This Sunday, June 3, Uber and Australian Red Cross will join forces to collect your pre-loved clothing, shoes and accessories from just outside your front door and donate them to people in need.
We've all got a box full of clothes lying around we've been meaning to take down to the op shop, but somehow they're still just gathering dust and taking up much-needed space.
This weekend, with a few touches of a button, drivers will collect bagged items for charity from homes in Melbourne, Adelaide, Brisbane, Sydney, Gold Coast or Perth on Sunday, free-of-charge.
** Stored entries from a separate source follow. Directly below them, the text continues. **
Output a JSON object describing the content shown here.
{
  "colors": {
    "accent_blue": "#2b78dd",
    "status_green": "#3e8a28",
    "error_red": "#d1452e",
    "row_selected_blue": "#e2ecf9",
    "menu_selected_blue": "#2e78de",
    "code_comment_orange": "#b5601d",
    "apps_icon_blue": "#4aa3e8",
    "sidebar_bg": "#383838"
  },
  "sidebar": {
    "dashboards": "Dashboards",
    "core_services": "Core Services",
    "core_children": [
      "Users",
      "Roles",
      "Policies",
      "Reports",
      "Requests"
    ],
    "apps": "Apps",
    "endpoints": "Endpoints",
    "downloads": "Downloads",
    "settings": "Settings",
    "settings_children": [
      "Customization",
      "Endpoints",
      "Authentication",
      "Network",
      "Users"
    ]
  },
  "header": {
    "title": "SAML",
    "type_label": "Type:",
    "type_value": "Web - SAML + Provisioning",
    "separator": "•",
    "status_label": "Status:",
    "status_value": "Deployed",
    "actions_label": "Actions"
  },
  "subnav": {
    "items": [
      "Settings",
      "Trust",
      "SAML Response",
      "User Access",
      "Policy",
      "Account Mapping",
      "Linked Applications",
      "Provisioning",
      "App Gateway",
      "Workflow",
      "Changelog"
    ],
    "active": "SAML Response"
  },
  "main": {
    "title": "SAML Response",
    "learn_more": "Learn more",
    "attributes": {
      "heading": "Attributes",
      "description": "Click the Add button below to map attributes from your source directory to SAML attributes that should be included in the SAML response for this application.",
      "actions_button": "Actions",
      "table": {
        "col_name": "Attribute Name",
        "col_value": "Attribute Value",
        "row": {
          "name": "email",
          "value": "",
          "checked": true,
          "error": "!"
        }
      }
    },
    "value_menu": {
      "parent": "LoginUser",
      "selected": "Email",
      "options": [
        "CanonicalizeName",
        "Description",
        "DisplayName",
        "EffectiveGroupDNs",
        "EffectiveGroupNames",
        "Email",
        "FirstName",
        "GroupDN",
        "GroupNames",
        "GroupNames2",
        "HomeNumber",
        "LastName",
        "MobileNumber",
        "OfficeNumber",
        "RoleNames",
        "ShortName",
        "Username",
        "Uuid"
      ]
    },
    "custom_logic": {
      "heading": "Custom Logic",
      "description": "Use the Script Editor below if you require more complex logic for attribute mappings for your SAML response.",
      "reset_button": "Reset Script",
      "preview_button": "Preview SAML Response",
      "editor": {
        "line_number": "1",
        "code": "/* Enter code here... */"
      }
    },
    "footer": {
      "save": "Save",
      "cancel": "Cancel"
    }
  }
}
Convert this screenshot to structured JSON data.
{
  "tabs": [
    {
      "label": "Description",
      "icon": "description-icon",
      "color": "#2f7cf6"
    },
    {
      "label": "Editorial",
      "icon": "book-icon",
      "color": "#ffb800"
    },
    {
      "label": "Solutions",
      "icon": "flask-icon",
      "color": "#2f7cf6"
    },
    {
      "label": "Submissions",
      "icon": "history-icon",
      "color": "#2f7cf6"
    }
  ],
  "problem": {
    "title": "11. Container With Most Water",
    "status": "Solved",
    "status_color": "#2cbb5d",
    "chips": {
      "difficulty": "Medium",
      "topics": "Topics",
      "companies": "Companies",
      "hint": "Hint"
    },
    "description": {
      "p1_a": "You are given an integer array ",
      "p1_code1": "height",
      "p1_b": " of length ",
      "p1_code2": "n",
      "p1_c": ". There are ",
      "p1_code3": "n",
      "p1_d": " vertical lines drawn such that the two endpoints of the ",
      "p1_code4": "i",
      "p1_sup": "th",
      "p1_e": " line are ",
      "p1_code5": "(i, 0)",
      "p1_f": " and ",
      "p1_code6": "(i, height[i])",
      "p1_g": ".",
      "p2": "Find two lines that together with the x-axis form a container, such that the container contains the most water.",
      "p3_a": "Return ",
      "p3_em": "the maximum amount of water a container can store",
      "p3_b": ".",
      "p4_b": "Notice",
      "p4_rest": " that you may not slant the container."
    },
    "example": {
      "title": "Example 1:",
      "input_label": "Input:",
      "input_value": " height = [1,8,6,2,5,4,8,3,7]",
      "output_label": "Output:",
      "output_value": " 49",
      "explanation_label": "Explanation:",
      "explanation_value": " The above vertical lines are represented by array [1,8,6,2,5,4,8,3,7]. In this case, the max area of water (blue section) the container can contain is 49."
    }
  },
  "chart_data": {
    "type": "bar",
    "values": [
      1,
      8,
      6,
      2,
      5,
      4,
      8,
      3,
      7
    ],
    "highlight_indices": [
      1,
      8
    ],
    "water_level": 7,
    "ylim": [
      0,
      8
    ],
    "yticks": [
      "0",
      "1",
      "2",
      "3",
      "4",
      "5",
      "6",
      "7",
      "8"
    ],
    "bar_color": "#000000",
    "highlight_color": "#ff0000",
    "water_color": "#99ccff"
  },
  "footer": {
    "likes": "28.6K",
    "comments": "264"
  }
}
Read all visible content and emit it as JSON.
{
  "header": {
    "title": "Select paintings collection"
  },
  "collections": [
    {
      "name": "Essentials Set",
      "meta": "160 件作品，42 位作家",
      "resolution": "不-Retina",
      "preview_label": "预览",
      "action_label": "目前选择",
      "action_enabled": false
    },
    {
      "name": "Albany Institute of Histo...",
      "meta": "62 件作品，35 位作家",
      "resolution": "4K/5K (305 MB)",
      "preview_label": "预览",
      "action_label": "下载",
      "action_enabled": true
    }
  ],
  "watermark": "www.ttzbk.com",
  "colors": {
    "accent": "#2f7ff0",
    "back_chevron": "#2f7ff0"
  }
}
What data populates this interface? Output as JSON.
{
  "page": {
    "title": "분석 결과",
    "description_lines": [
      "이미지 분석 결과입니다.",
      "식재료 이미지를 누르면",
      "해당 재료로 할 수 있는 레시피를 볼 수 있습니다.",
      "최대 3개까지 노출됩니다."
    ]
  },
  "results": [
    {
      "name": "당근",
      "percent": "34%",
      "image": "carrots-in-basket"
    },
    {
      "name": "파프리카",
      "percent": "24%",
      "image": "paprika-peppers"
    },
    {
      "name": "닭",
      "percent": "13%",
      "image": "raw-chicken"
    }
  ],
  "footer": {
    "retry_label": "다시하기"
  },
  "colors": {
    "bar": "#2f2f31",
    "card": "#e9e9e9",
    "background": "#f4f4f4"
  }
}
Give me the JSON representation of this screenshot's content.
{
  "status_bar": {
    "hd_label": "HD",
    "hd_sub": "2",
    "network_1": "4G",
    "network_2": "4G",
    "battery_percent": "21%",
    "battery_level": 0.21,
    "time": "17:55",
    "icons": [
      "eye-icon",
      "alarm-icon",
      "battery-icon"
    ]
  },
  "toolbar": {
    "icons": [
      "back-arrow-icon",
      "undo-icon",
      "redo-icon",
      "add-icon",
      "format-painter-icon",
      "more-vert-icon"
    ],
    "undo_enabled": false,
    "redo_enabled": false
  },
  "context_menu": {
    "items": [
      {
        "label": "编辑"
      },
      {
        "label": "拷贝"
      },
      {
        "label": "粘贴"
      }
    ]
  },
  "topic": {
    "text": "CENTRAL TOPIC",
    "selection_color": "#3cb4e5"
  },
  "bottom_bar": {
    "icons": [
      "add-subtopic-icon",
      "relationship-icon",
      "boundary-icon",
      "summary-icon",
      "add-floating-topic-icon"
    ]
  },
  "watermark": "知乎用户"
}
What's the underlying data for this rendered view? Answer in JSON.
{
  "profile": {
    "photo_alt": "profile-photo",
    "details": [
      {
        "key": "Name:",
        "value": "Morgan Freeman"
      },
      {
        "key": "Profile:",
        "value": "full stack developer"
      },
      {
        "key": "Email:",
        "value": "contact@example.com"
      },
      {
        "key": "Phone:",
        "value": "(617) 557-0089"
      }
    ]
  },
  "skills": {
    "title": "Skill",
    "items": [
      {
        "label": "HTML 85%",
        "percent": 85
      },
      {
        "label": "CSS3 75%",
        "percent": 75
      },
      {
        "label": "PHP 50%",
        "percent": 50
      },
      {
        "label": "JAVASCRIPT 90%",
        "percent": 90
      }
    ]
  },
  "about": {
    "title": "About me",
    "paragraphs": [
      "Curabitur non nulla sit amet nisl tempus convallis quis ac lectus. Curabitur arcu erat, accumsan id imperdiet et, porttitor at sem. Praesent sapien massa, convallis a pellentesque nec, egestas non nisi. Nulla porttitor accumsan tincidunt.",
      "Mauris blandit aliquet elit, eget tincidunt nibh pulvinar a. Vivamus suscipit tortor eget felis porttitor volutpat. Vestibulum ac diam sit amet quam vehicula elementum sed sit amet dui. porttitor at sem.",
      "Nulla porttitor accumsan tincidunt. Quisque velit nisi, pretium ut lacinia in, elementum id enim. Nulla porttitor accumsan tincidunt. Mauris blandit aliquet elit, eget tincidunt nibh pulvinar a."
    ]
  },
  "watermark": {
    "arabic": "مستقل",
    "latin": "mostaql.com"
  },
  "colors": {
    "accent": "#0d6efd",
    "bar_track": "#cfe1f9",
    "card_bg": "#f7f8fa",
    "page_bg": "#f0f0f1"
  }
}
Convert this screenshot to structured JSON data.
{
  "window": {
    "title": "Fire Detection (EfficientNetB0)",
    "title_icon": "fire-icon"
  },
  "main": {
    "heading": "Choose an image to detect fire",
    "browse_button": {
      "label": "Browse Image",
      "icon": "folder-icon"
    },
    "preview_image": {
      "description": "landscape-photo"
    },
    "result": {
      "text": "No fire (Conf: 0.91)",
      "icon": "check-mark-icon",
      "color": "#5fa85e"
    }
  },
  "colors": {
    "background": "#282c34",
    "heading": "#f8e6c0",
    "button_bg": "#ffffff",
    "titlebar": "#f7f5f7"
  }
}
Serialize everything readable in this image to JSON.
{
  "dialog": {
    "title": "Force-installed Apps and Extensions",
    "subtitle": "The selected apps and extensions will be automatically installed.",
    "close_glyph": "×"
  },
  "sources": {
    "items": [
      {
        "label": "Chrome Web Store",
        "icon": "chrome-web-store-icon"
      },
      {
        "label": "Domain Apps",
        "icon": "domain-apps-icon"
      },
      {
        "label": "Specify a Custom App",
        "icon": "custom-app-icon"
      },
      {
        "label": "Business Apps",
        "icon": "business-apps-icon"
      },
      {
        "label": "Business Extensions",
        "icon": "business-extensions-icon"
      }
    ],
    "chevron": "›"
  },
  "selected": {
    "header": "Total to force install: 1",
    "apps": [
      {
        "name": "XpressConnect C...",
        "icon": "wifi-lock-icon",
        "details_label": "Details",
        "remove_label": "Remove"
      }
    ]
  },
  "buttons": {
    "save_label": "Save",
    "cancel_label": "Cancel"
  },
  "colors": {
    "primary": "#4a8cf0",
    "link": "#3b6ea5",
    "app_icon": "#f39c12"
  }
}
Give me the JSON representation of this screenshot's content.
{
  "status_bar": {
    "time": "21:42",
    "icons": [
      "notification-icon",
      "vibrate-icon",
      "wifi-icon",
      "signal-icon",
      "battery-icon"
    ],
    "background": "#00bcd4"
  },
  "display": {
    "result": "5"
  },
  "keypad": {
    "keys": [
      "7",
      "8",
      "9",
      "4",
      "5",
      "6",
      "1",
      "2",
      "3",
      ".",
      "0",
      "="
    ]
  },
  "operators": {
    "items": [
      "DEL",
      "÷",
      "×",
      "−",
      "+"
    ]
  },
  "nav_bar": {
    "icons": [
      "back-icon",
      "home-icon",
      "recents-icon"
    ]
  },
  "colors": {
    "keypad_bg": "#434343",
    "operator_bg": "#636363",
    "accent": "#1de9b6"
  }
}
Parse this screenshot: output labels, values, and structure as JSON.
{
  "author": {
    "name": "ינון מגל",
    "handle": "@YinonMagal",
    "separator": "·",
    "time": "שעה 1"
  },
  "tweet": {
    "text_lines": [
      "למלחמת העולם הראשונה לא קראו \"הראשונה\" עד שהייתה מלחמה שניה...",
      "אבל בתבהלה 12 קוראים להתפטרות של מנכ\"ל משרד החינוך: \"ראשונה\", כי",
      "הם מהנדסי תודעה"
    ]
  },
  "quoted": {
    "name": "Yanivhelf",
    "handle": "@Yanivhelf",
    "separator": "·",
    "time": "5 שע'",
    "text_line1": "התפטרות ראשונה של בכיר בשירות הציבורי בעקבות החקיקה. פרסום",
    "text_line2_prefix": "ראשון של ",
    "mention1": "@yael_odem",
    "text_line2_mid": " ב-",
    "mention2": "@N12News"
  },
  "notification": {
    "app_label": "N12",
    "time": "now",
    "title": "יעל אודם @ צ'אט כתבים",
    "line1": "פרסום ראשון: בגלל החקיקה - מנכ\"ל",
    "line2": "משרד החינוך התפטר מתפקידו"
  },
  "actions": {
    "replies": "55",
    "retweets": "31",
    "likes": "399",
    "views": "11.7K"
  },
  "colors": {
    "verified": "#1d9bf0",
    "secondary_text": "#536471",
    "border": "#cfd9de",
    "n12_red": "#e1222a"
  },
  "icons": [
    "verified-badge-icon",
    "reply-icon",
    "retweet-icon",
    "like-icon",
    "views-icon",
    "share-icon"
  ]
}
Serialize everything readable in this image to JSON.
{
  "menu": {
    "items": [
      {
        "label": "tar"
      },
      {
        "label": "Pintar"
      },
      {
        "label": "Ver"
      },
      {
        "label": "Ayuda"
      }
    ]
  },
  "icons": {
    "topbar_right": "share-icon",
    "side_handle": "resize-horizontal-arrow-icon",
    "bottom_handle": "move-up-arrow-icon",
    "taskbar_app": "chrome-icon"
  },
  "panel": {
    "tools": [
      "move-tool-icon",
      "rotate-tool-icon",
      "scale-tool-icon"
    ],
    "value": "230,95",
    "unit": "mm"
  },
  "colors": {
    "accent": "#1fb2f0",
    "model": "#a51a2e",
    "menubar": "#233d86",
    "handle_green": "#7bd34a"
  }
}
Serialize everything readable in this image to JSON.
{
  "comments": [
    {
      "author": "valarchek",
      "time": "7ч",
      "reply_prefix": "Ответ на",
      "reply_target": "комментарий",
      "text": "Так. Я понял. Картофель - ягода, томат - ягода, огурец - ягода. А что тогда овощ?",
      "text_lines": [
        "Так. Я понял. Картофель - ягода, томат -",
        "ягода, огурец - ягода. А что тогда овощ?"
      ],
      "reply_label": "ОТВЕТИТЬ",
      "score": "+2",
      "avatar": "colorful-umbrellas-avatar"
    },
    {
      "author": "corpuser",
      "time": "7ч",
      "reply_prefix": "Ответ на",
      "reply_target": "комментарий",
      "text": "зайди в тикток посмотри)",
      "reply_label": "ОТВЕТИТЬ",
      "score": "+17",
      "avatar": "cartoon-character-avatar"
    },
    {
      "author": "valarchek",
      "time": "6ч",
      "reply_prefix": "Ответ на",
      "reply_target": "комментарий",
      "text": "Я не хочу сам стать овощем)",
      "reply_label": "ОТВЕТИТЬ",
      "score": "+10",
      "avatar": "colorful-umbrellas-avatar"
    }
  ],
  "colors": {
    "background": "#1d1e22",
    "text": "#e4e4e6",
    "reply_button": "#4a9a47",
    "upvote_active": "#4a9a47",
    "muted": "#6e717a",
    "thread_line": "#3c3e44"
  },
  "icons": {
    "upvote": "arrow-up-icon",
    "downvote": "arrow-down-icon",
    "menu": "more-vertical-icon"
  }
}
All you'll need to do is give your wardrobe a good clear out, open up the Uber app between 12pm and 4pm, then select the Red Cross Clothing Drive card, tap ‘Request’ and confirm your pickup location. Your items will shortly be picked up from just outside your home and delivered to the charity.
All donations from the third annual Clothing Drive will go towards Australian Red Cross, which supports our most vulnerable community members, from the homeless to the elderly.
2017's drive saw an estimated $800,000 worth of clothing items donated, with around 41,000 kilograms of clothing collected, which equates to about 2,500 Uber pickups.
“Thanks to the generosity of thousands of Aussies who donate their quality pre-loved fashion, proceeds from our op shops go towards our vital services helping people overcome crisis at home and further afield,” says Brooke Sclater, merchandise operations manager at Australian Red Cross.
While your donations are gratefully received, the charity can only accept clothing, shoes and accessories, so no toys, books, furniture, breakables or electrical items.
The items will also need to be of a high enough quality to be saleable in Red Cross stores and as the Uber drivers can't leave their cars unattended, you're asked to bring your bagged items out the car when it arrives.
If you're unable to participate this weekend, Australian Red Cross accepts donations all year round and with winter fast-approaching and temperatures dropping, your donations are needed more than ever.